Opinión

"El último cuento de Navidad"

Navidad del 73. Portugal padece de incendio de corazón. Salazar, el viejo fascista amigo del general Franco, controla el país con mano de hierro. La PIDE, la policía social, cruel y torturadora, controla todo. 

Portugal se desangra. Angola y Mozambique, sus colonias, luchan por la independencia. Los barcos regresan a Lisboa llenos de cadáveres muertos a machetazos. Gran parte de dos generaciones mueren en tierras africanas. 

Así las cosas, los jóvenes portugueses quieren emigrar a Francia, donde ya habitan muchos lusitanos. Ay, la policía no da pasaportes a nadie. 
Verín, 1973, vísperas de Nochebuena. Mis ojos adolescentes lo ven todo. La villa es un hormiguero. Taxistas y particulares no cesan de acarrear clandestinamente jóvenes  hasta la frontera francesa. Yo vi pagar cincuenta mil pesetas por un viaje. 

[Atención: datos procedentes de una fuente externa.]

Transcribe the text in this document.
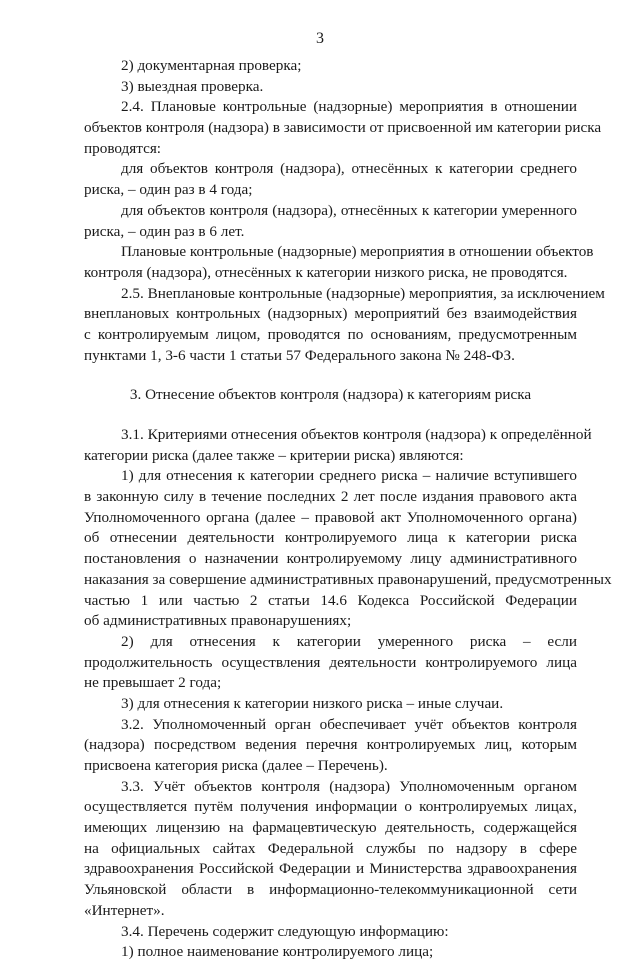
3
2) документарная проверка;
3) выездная проверка.
2.4. Плановые контрольные (надзорные) мероприятия в отношении
объектов контроля (надзора) в зависимости от присвоенной им категории риска
проводятся:
для объектов контроля (надзора), отнесённых к категории среднего
риска, – один раз в 4 года;
для объектов контроля (надзора), отнесённых к категории умеренного
риска, – один раз в 6 лет.
Плановые контрольные (надзорные) мероприятия в отношении объектов
контроля (надзора), отнесённых к категории низкого риска, не проводятся.
2.5. Внеплановые контрольные (надзорные) мероприятия, за исключением
внеплановых контрольных (надзорных) мероприятий без взаимодействия
с контролируемым лицом, проводятся по основаниям, предусмотренным
пунктами 1, 3-6 части 1 статьи 57 Федерального закона № 248-ФЗ.
3. Отнесение объектов контроля (надзора) к категориям риска
3.1. Критериями отнесения объектов контроля (надзора) к определённой
категории риска (далее также – критерии риска) являются:
1) для отнесения к категории среднего риска – наличие вступившего
в законную силу в течение последних 2 лет после издания правового акта
Уполномоченного органа (далее – правовой акт Уполномоченного органа)
об отнесении деятельности контролируемого лица к категории риска
постановления о назначении контролируемому лицу административного
наказания за совершение административных правонарушений, предусмотренных
частью 1 или частью 2 статьи 14.6 Кодекса Российской Федерации
об административных правонарушениях;
2) для отнесения к категории умеренного риска – если
продолжительность осуществления деятельности контролируемого лица
не превышает 2 года;
3) для отнесения к категории низкого риска – иные случаи.
3.2. Уполномоченный орган обеспечивает учёт объектов контроля
(надзора) посредством ведения перечня контролируемых лиц, которым
присвоена категория риска (далее – Перечень).
3.3. Учёт объектов контроля (надзора) Уполномоченным органом
осуществляется путём получения информации о контролируемых лицах,
имеющих лицензию на фармацевтическую деятельность, содержащейся
на официальных сайтах Федеральной службы по надзору в сфере
здравоохранения Российской Федерации и Министерства здравоохранения
Ульяновской области в информационно-телекоммуникационной сети
«Интернет».
3.4. Перечень содержит следующую информацию:
1) полное наименование контролируемого лица;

Un individuo, al pie de su 1500, espera la carga. Suben cinco personas. El coche parte velozmente. Ha de meterse a veces por carreteras no transitadas. Van contentos, huyen de la guerra y cantan villancicos de su tierra. 

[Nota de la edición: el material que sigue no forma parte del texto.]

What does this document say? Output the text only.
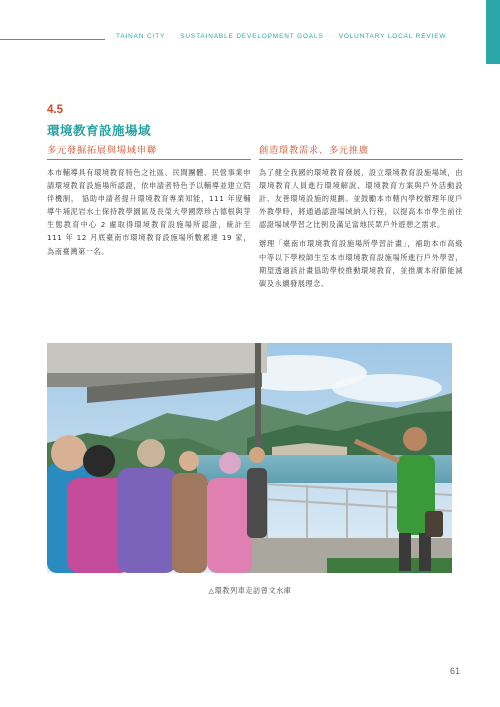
TAINAN CITY · SUSTAINABLE DEVELOPMENT GOALS · VOLUNTARY LOCAL REVIEW
4.5
環境教育設施場域
多元發掘拓展與場域串聯

本市輔導具有環境教育特色之社區、民間團體、民營事業申請環境教育設施場所認證，依申請者特色予以輔導並建立陪伴機制， 協助申請者提升環境教育專業知能，111 年度輔導牛埔泥岩水土保持教學園區及長榮大學國際珍古德根與芽生態教育中心 2 處取得環境教育設施場所認證，統計至 111 年 12 月底臺南市環境教育設施場所數累達 19 家，為南臺灣第一名。

創造環教需求、多元推廣

為了健全我國的環境教育發展，設立環境教育設施場域，由環境教育人員進行環境解說、環境教育方案與戶外活動設計、友善環境設施的規劃。並鼓勵本市轄內學校辦理年度戶外教學時，將通過認證場域納入行程，以提高本市學生前往認證場域學習之比例及滿足當地民眾戶外遊憩之需求。

辦理「臺南市環境教育設施場所學習計畫」，補助本市高級中等以下學校師生至本市環境教育設施場所進行戶外學習，期望透過該計畫協助學校推動環境教育，並推廣本府節能減碳及永續發展理念。

△環教列車走訪曾文水庫
61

Horas después llegan a las faldas de un monte. “Bajad, al otro lado de ese monte está Francia”. Se despiden del chófer, lo abrazan y cantan todos un villancico. La nieve les da por las rodillas. No van muy abrigados. Caminan deprisa. A la entrada de un pueblo se sorprenden, el cartel dice “Bienvenidos a…” Excuse, hermano lector, prometí no decir el nombre del pueblo zamorano. 

El desconcierto es total. Enseguida se dan cuenta del timo. Caen grandes copos de nieve. Temen sobre todo a la Guardia Civil. Deciden entrar en el pueblo, las casas están iluminadas pero no hay un alma en las calles. Es la Nochebuena del 73. 

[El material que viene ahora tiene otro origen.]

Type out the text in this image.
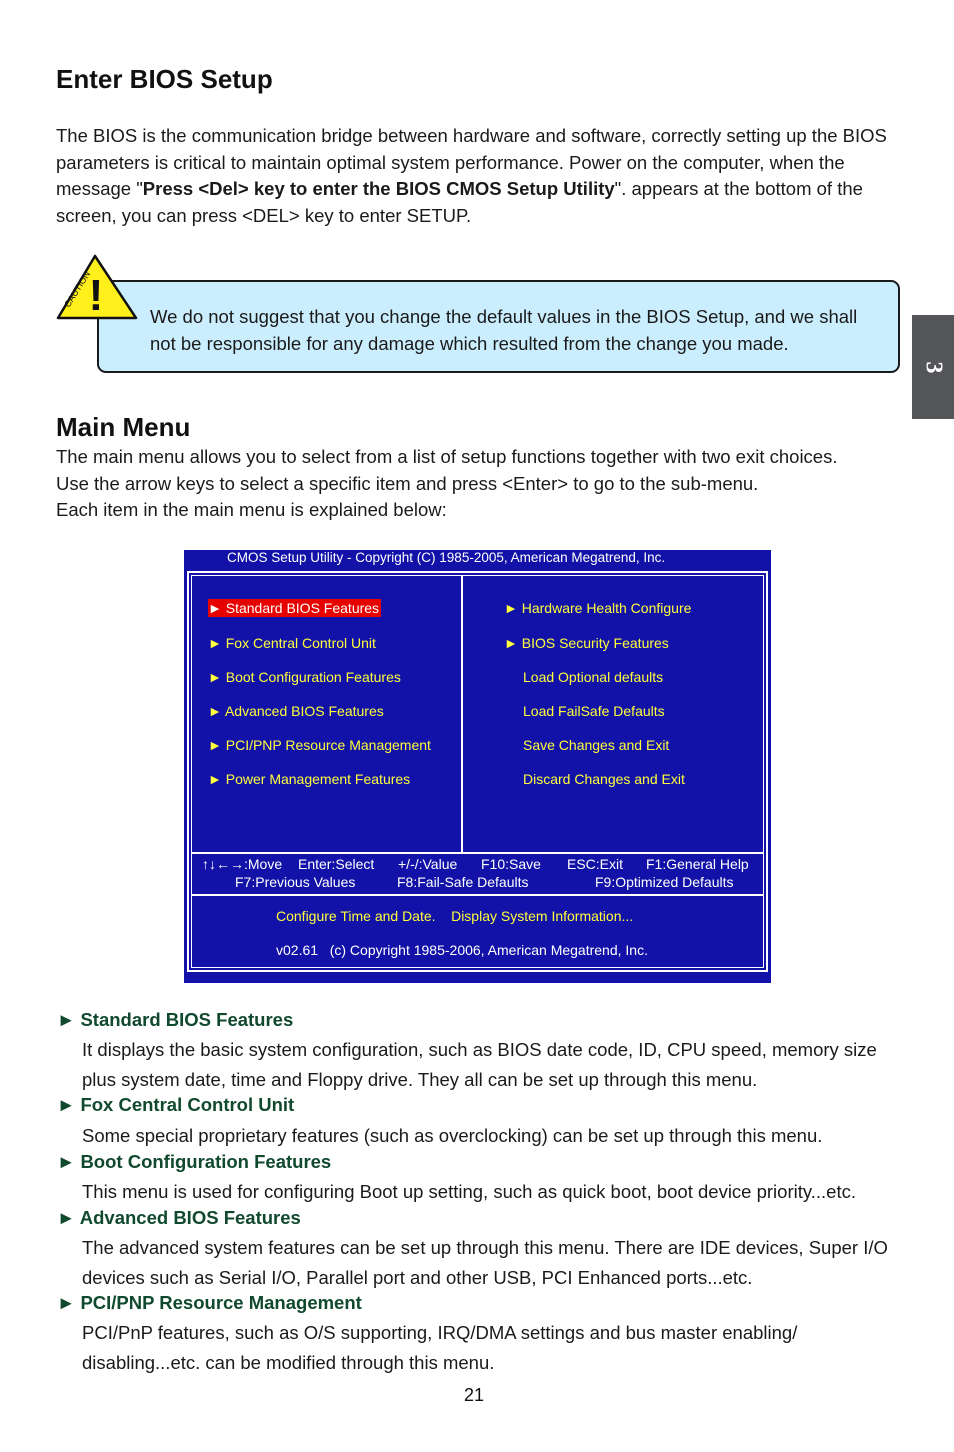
3
Enter BIOS Setup
The BIOS is the communication bridge between hardware and software, correctly setting up the BIOS parameters is critical to maintain optimal system performance. Power on the computer, when the message "Press <Del> key to enter the BIOS CMOS Setup Utility". appears at the bottom of the screen, you can press <DEL> key to enter SETUP.
!
CAUTION
We do not suggest that you change the default values in the BIOS Setup, and we shall not be responsible for any damage which resulted from the change you made.
Main Menu
The main menu allows you to select from a list of setup functions together with two exit choices.
Use the arrow keys to select a specific item and press <Enter> to go to the sub-menu.
Each item in the main menu is explained below:
CMOS Setup Utility - Copyright (C) 1985-2005, American Megatrend, Inc.
► Standard BIOS Features
► Fox Central Control Unit
► Boot Configuration Features
► Advanced BIOS Features
► PCI/PNP Resource Management
► Power Management Features
► Hardware Health Configure
► BIOS Security Features
Load Optional defaults
Load FailSafe Defaults
Save Changes and Exit
Discard Changes and Exit
↑↓←→:Move Enter:Select +/-/:Value F10:Save ESC:Exit F1:General Help
F7:Previous Values	F8:Fail-Safe Defaults	F9:Optimized Defaults
Configure Time and Date.    Display System Information...
v02.61   (c) Copyright 1985-2006, American Megatrend, Inc.
► Standard BIOS Features
It displays the basic system configuration, such as BIOS date code, ID, CPU speed, memory size plus system date, time and Floppy drive. They all can be set up through this menu.
► Fox Central Control Unit
Some special proprietary features (such as overclocking) can be set up through this menu.
► Boot Configuration Features
This menu is used for configuring Boot up setting, such as quick boot, boot device priority...etc.
► Advanced BIOS Features
The advanced system features can be set up through this menu. There are IDE devices, Super I/O devices such as Serial I/O, Parallel port and other USB, PCI Enhanced ports...etc.
► PCI/PNP Resource Management
PCI/PnP features, such as O/S supporting, IRQ/DMA settings and bus master enabling/ disabling...etc. can be modified through this menu.
21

Están ateridos. Desesperados, el más atrevido sugiere “Vamos ver o ‘padre”. Deciden llamar al caserón. Les abre un anciano cura, viste sotana vieja. Asombrado, les invita a entrar. Pronto darán las doce. Temblorosos le cuentan su desgracia. Es un cura de aldea, castellano y generoso. Les da de cenar y los acomoda como puede para dormir. 

Veinticinco de diciembre, día siguiente. El cura les llama “Arriba, arriba, portuguesiños. Primero a misa. Después tengo un regalo de Navidad para vosotros”. Los cinco rezan en la iglesia con devoción lusitana.

Termina la ceremonia, el cura camina con ellos en silencio. Como buen castellano, es parco en palabras. Cerca, discreto en la plaza, hay un furgón de pescado y un mocetón sonriente con su grisáceo mandil de trabajo. “Arriba, escondeos bajo las cajas. Nos vamos al linde con Francia…”

(Han pasado veinte años. Aquellos cinco jóvenes han seguido sus ‘sinos’. Uno de ellos, el más bravo de aquella lejana Navidad, regenta un restaurante en Chaves. Cuando entra el cliente, de inmediato lo reconoce. Le sirve la comida con esmero. El fulano va al servicio. Ya sabes, en Portugal todo el mundo tiene un arma. Mientras lava sus manos, el dueño le incrusta la pistola en los riñones. “Você, vem comigo”. 
Ambos suben a un todoterreno. El español no entiende nada y tiembla. El chófer conduce por un frondoso bosque, sólo le dice “Cante canções de natal”. Horas después se detienen. “Salga você. Tire tuda a roupa. Agora caminhe: ‘Al otro lado de ese monte está Francia”).